Monday Author: Susanne Skinner
“There will come a time you believe everything is finished.
That will be your beginning.”
~ Louis L’amour
The day after Thanksgiving I put my feet up, ready to troll Black Friday specials on the internet. To my surprise, there weren’t any, or at least none compelling me to make an immediate purchase.
We’ve been living in an online world since March. From where I’m sitting, there’s nothing left to buy—be it wanted or needed. The traditional holiday season kick-off fell flat; another reminder of the year nobody expected. December announces the end of 2020 and with it comes a feeling of loss.
It’s a bleak and empty feeling. December has always been my favorite time of year. Instead of celebrating, I find myself searching for the holiday spirit in the midst of a Coronavirus Christmas.
The holiday season is effectively cancelled. Annual traditions are not possible if they involve large gatherings and travel. Visits with our kids are delayed until the risk of spreading this disease is gone.
My seasonal joy is overshadowed by the death of my father in November. I need to rethink December if we are having any semblance of a celebration. For starters, I’m planning a neighborhood cookie drive-by.
Christmas baking, one of my favorite holiday rituals, is getting a late start. I am still in Maine and won’t return to my Florida kitchen until mid-December. The season will be half gone, which sits uncomfortably with my need to be organized and baking by the first weekend in December.
I am adamant that holiday cookies are happening, although I am rethinking packaging and distribution. These are recipes I make once a year, and I’m not about to let that tradition slide. I’ve got plenty of holiday gift bags for delivery to mailboxes and front doors. It’s a small piece of normal in my upside-down year and I need to hang on to it.
Neighborhood potlucks, luncheons, and cookie exchanges won’t happen in the interest of everyone’s safety. Keeping in touch virtually is still better than not seeing one another at all. If this year has taught us anything, it is to make the best of the unexpected.
This is not the December any of us wants, but it’s the one we’ve got.
Where Are You Christmas?
No doubt about it—2020 is going out with a bang and a raised middle finger. It’s a stretch for me to find joy this year and I wonder if others feel the same way.
Loss, disappointment and grief are the emotions leading me into December. An escalating pandemic, political unrest and unprecedented job loss and unemployment reflect the despair so many of us are experiencing. We all know someone negatively affected by crisis-driven circumstances.

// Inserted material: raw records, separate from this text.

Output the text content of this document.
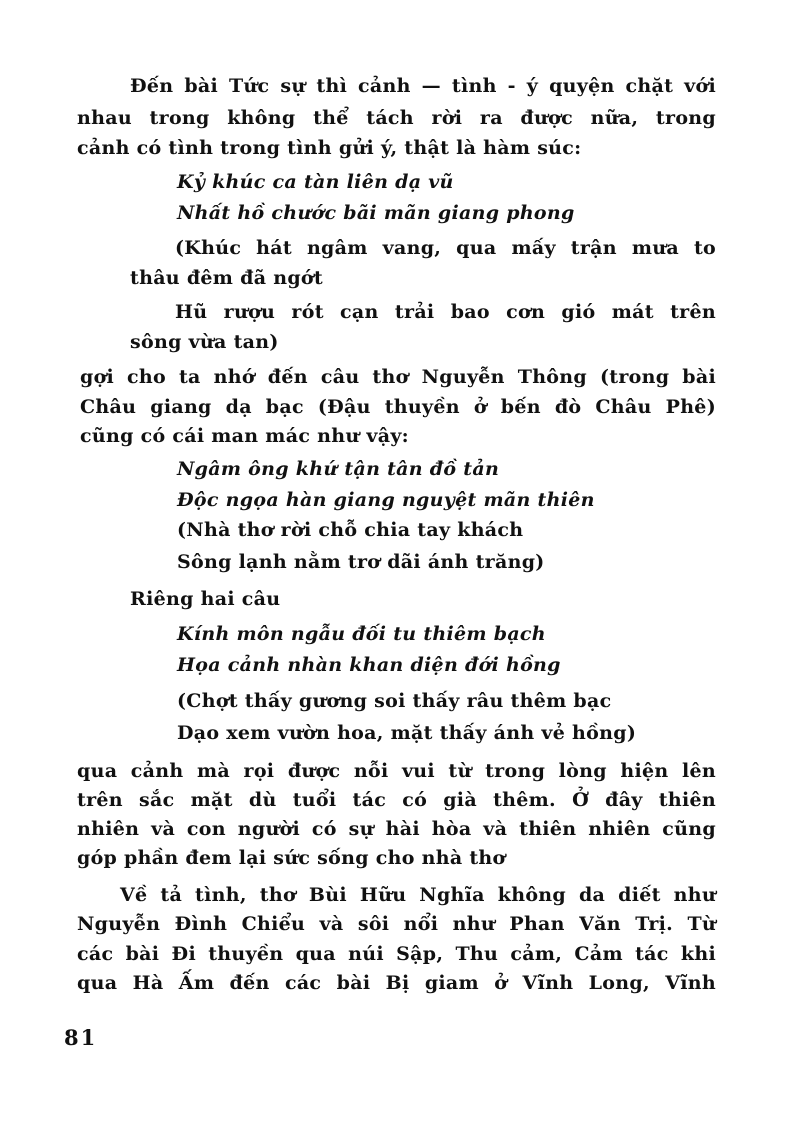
Đến bài Tức sự thì cảnh — tình - ý quyện chặt với
nhau trong không thể tách rời ra được nữa, trong
cảnh có tình trong tình gửi ý, thật là hàm súc:
Kỷ khúc ca tàn liên dạ vũ
Nhất hồ chước bãi mãn giang phong
(Khúc hát ngâm vang, qua mấy trận mưa to
thâu đêm đã ngớt
Hũ rượu rót cạn trải bao cơn gió mát trên
sông vừa tan)
gợi cho ta nhớ đến câu thơ Nguyễn Thông (trong bài
Châu giang dạ bạc (Đậu thuyền ở bến đò Châu Phê)
cũng có cái man mác như vậy:
Ngâm ông khứ tận tân đồ tản
Độc ngọa hàn giang nguyệt mãn thiên
(Nhà thơ rời chỗ chia tay khách
Sông lạnh nằm trơ dãi ánh trăng)
Riêng hai câu
Kính môn ngẫu đối tu thiêm bạch
Họa cảnh nhàn khan diện đới hồng
(Chợt thấy gương soi thấy râu thêm bạc
Dạo xem vườn hoa, mặt thấy ánh vẻ hồng)
qua cảnh mà rọi được nỗi vui từ trong lòng hiện lên
trên sắc mặt dù tuổi tác có già thêm. Ở đây thiên
nhiên và con người có sự hài hòa và thiên nhiên cũng
góp phần đem lại sức sống cho nhà thơ
Về tả tình, thơ Bùi Hữu Nghĩa không da diết như
Nguyễn Đình Chiểu và sôi nổi như Phan Văn Trị. Từ
các bài Đi thuyền qua núi Sập, Thu cảm, Cảm tác khi
qua Hà Ấm đến các bài Bị giam ở Vĩnh Long, Vĩnh
81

My annual Christmas letter and cards may not get sent this year and I am trying to be ok with that. I am unable to find words that normally come so easily. Sending a joyful letter when many are dealing with a year that went sideways feels out of place. Sending a gloomy one is just as bad. As one internet meme put it; 2020 is like looking both ways before crossing the street, then getting hit by an airplane.
Church is another important December tradition, from the familiar carols and candles to the solemnity of Advent and midnight Mass. But places of worship are closed. The new normal is streaming services on social media. We’re trying to keep things real in an unreal time.

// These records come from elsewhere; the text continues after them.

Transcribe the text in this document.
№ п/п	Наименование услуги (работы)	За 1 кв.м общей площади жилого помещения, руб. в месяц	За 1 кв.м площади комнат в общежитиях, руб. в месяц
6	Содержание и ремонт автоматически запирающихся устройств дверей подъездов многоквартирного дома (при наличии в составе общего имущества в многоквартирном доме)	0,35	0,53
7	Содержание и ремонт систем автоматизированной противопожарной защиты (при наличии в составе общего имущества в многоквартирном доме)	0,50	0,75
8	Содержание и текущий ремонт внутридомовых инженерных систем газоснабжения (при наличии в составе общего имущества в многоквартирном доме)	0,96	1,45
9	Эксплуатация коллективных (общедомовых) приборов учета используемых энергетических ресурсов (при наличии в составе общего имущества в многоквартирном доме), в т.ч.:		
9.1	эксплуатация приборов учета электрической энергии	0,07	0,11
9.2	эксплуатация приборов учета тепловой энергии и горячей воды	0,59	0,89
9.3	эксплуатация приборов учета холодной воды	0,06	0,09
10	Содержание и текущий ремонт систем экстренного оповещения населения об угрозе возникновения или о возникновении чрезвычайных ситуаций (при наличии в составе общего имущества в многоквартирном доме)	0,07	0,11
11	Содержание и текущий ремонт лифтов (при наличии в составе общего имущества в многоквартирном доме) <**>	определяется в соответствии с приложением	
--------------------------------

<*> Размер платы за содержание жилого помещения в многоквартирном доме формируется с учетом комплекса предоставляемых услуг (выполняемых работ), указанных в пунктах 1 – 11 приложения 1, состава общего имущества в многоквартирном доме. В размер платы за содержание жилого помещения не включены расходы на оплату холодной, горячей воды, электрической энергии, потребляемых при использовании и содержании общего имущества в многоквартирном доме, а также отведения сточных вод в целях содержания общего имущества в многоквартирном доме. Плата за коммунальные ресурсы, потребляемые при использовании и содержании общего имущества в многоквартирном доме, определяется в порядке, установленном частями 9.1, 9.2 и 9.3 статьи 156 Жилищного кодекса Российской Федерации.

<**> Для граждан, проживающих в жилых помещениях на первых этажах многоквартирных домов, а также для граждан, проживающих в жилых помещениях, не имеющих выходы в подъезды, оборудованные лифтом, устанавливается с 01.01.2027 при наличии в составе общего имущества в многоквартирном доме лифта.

Even without a pandemic, December comes with its own brand of stress. People are trying to meet the demands of their regular lives, manage holiday expectations and invent new ways to be traditional. We’re doing this AND dealing with an unprecedented global health crisis
We might not feel like celebrating but I am determined to give it my best shot.

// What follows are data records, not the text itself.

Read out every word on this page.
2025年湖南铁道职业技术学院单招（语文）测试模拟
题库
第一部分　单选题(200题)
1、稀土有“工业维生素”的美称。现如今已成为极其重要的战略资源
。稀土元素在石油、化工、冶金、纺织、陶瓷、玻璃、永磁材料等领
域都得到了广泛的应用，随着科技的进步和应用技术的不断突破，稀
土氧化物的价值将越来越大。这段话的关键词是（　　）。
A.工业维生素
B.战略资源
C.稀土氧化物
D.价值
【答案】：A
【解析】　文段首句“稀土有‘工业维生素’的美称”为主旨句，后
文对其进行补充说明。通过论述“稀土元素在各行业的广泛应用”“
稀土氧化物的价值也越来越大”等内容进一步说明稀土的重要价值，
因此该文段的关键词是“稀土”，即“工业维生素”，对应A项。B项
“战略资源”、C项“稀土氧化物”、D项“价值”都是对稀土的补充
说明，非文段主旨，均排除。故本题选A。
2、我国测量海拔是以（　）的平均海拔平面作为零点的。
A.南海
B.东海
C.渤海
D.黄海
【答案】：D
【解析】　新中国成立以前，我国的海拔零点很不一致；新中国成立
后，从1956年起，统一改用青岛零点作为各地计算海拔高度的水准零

Edna Ferber’s words remind us of the many reasons we love Christmas. The circumstances we’re dealing with are an invitation to return to the real meaning the holidays hold for each of us.
Whatever we believe in, the current pandemic doesn’t take away cherished traditions, even if we’re doing them differently. It’s an opportunity to let go of the marketed version of Christmas and rediscover December.
This is the year we get to redefine the holidays, centering ourselves around memories, music, food, and of course—family. We can still be together even when we’re apart.
Finding the Christmas feeling is easier if we let go of what we expected and celebrate what we have—each other.
What is Lost is Found
I want to feel all the feelings of Christmas. Listening to holiday music fills my heart and home with past Christmas memories. We’re keeping the tradition of adding a new ornament to our tree and decorating the dock with lights.
If you aren’t a baker why not give it a try? It makes your house smell like Christmas! I’m on your internet speed dial if you need suggestions! If you are a baker, challenge yourself with an unusual or complex recipe.
A pandemic should not steal Christmas from us. Holiday magic lives in each of us—and our spirit of giving is strong. Sharing is one of the best ways to rediscover your December soul.
This is also a time to show compassion for those who are struggling. Shelters and food banks need canned goods and pantry staples. Shop the buy one/get one sales and donate the second item. It’s what my Dad did, and I’m recommending it become a new tradition this year and in years to come.
Even though my Dad is no longer with us, the memory of his generosity helped me find something I thought was lost. Dad understood that Christmas lives in the heart of the giver.